De camino a casa de su abuela, Caperucita Roja se vio abordada por un lobo que le preguntó qué llevaba en la cesta.

- Un saludable tentempié para mi abuela quien, sin duda alguna, es perfectamente capaz de cuidar de sí misma como persona adulta y madura que es, respondió.

- No sé si sabes, querida - dijo el lobo -, que es peligroso para una niña pequeña recorrer sola estos bosques.

Respondió Caperucita:

- Encuentro esa observación sexista y en extremo insultante, pero haré caso omiso de ella debido a tu tradicional condición de proscrito social y a la perspectiva existencial - en tu caso propia y globalmente válida - que la angustia que tal condición te produce te ha llevado a desarrollar. Y ahora, si me perdonas, debo continuar mi camino.

Caperucita Roja enfiló nuevamente el sendero. Pero el lobo, liberado por su condición de segregado social de esa esclava dependencia del pensamiento lineal tan propia de Occidente, conocía una ruta más rápida para llegar a casa de la abuela. Tras irrumpir bruscamente en ella, devoró a la anciana, adoptando con ello una línea de conducta completamente válida para cualquier carnívoro. A continuación, inmune a las rígidas nociones tradicionales de lo masculino y lo femenino, se puso el camisón de la abuela y se acurrucó en el lecho.

Caperucita Roja entró en la cabaña y dijo:

- Abuela, te he traído algunas chucherías bajas en calorías y en sodio, en reconocimiento a tu papel de sabia y generosa matriarca.

- Acércate más, criatura, para que pueda verte - dijo suavemente el lobo desde el lecho.

- Oh! - repuso Caperucita -. Había olvidado que visualmente eres tan limitada como un topo pero, abuela, qué ojos tan grandes tienes!

- Han visto mucho y han perdonado mucho, querida.

- Y, abuela, qué nariz tan grande tienes!... relativamente hablando, claro está, y a su modo indudablemente atractiva.

- Ha olido mucho y ha perdonado mucho, querida.

- Y... abuela, qué dientes tan grandes tienes!

Respondió el lobo:

- Soy feliz de ser quien soy y lo que soy. Y, saltando de la cama, aferró a Caperucita Roja con sus garras, dispuesto a devorarla.

Caperucita gritó; no como resultado de la aparente tendencia del lobo hacia el travestismo, sino por la deliberada invasión que había realizado de su espacio personal.

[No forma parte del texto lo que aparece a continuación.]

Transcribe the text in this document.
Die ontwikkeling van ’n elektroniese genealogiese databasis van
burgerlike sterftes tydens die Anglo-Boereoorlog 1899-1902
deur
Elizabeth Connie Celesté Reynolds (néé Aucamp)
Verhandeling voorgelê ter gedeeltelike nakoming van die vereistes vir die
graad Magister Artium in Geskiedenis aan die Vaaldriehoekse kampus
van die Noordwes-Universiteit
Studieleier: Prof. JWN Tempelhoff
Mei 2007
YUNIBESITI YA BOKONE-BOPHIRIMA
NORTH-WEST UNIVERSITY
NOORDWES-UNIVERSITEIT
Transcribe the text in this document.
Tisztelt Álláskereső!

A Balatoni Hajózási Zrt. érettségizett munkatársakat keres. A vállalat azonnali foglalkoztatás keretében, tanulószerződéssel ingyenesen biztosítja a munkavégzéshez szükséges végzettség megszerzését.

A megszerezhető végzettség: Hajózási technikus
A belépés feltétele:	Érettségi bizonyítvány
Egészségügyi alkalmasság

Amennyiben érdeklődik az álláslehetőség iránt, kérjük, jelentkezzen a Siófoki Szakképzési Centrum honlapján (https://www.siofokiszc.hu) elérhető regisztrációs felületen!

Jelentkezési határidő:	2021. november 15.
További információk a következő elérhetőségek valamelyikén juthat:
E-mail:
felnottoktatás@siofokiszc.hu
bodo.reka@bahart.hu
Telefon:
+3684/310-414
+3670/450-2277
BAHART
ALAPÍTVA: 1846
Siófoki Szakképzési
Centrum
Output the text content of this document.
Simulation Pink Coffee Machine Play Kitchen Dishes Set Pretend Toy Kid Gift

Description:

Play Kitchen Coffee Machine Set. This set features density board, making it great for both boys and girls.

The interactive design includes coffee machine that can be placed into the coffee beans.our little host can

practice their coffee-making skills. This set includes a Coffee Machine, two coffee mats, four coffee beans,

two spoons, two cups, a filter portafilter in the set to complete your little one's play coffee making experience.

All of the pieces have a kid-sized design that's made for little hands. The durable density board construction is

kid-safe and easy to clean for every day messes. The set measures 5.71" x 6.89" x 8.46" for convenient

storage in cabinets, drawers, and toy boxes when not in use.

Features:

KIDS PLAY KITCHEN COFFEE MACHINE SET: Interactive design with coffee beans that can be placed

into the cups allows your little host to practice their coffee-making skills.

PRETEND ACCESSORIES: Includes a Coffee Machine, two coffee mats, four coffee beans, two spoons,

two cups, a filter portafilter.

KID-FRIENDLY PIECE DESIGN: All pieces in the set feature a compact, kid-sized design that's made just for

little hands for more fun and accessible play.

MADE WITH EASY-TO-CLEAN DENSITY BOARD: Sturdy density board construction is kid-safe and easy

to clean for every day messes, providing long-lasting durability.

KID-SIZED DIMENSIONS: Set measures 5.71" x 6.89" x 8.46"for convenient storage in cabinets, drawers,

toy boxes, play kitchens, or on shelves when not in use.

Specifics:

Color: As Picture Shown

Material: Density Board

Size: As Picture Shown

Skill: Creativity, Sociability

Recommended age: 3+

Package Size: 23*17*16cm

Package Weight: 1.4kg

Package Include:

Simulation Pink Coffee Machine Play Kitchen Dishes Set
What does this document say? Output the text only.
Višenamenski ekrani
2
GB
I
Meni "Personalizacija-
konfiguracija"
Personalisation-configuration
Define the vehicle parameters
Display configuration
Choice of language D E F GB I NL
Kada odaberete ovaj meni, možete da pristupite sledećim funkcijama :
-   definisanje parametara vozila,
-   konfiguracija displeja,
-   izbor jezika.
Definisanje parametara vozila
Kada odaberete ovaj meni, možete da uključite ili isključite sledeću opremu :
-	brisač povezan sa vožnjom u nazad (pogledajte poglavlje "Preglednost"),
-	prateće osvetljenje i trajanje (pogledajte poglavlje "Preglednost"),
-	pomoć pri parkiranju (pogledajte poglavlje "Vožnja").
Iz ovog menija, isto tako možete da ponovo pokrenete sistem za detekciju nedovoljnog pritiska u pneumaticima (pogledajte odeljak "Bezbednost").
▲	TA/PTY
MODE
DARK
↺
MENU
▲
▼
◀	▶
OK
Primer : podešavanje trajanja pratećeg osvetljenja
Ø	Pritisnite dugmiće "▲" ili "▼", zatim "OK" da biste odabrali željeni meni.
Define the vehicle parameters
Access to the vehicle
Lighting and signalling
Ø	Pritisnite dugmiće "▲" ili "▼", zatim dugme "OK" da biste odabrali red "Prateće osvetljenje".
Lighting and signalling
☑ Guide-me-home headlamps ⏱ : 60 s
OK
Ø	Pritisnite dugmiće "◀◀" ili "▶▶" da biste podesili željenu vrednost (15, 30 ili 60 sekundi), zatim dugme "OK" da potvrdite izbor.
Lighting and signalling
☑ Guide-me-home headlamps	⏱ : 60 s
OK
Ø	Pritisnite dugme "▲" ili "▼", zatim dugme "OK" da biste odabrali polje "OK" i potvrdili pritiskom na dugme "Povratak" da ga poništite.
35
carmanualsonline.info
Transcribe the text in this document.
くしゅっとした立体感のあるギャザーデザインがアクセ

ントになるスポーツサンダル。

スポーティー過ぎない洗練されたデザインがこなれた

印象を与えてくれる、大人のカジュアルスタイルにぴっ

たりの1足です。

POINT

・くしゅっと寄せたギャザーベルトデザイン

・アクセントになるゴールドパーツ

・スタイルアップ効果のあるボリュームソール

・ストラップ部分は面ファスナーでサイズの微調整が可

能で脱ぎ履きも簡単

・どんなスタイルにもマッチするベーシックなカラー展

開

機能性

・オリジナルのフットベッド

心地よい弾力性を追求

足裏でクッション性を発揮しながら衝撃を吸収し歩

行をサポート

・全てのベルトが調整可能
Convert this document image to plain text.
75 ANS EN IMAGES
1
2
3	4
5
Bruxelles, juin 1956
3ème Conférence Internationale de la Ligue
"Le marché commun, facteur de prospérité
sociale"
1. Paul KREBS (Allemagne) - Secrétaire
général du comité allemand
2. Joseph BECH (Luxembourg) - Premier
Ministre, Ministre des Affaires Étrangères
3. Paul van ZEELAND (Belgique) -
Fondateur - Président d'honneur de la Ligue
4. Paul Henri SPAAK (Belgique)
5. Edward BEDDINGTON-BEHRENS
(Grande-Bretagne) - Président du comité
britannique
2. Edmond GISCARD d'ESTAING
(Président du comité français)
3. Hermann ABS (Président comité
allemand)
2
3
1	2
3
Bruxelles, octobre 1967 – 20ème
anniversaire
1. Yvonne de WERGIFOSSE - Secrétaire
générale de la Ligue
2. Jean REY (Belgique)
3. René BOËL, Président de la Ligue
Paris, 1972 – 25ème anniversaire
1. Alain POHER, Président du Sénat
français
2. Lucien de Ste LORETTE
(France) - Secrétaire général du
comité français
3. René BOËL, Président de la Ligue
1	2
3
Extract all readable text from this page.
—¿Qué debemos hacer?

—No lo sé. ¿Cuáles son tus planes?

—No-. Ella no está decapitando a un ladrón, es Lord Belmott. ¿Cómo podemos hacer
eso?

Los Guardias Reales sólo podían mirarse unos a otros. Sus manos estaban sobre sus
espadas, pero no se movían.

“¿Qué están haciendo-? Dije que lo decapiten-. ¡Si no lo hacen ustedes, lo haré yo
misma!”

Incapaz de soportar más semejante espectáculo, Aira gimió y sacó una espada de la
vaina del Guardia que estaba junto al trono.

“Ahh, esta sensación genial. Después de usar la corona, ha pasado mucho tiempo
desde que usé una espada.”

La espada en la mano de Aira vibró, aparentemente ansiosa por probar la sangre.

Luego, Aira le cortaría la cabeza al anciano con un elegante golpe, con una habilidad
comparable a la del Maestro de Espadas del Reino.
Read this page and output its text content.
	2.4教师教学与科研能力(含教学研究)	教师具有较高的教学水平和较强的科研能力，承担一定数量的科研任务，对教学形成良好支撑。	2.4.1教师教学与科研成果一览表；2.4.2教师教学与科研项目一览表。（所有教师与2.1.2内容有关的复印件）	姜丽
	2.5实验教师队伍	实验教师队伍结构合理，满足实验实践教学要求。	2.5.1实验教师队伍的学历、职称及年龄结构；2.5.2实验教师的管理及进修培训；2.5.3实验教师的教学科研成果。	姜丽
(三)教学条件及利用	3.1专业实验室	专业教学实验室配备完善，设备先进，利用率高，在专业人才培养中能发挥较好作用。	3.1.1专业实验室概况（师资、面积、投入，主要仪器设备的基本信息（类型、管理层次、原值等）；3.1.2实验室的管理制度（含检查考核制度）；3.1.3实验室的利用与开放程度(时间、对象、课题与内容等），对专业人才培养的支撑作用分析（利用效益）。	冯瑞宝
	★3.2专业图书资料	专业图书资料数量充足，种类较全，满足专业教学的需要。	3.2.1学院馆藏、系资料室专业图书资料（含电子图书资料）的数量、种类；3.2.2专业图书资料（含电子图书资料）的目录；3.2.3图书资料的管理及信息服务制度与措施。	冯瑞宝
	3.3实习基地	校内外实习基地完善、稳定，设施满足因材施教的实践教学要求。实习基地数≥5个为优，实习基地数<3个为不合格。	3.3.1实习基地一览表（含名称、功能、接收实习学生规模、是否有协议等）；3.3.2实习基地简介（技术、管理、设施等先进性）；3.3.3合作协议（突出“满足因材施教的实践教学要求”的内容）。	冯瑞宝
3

Sus gritos llegaron a oídos de un operario de la industria maderera (o técnico en combustibles vegetales, como él mismo prefería considerarse) que pasaba por allí. Al entrar en la cabaña, advirtió el revuelo y trató de intervenir. Pero apenas había alzado su hacha cuando tanto el lobo como Caperucita Roja se detuvieron simultáneamente.

- ¿Puede saberse con exactitud qué cree usted que está haciendo? -inquirió Caperucita.

El operario maderero parpadeó e intentó responder, pero las palabras no acudían a sus labios.

- ¡Se cree acaso que puede irrumpir aquí como un Neandertalense! cualquiera y delegar su capacidad de reflexión en el arma que lleva consigo! -prosiguió Caperucita -. ¡Sexista! ¡Racista! ¿Cómo se atreve a dar por hecho que las mujeres y los lobos no son capaces de resolver sus propias diferencias sin la ayuda de un hombre?

Al oír el apasionado discurso de Caperucita, la abuela saltó de la panza del lobo, arrebató el hacha al operario maderero y le cortó la cabeza. Concluida la odisea, Caperucita, la abuela y el lobo creyeron experimentar cierta afinidad en sus objetivos, decidieron instaurar una forma alternativa de comunidad basada en la cooperación y el respeto mutuos y, juntos, vivieron felices en los bosques para siempre.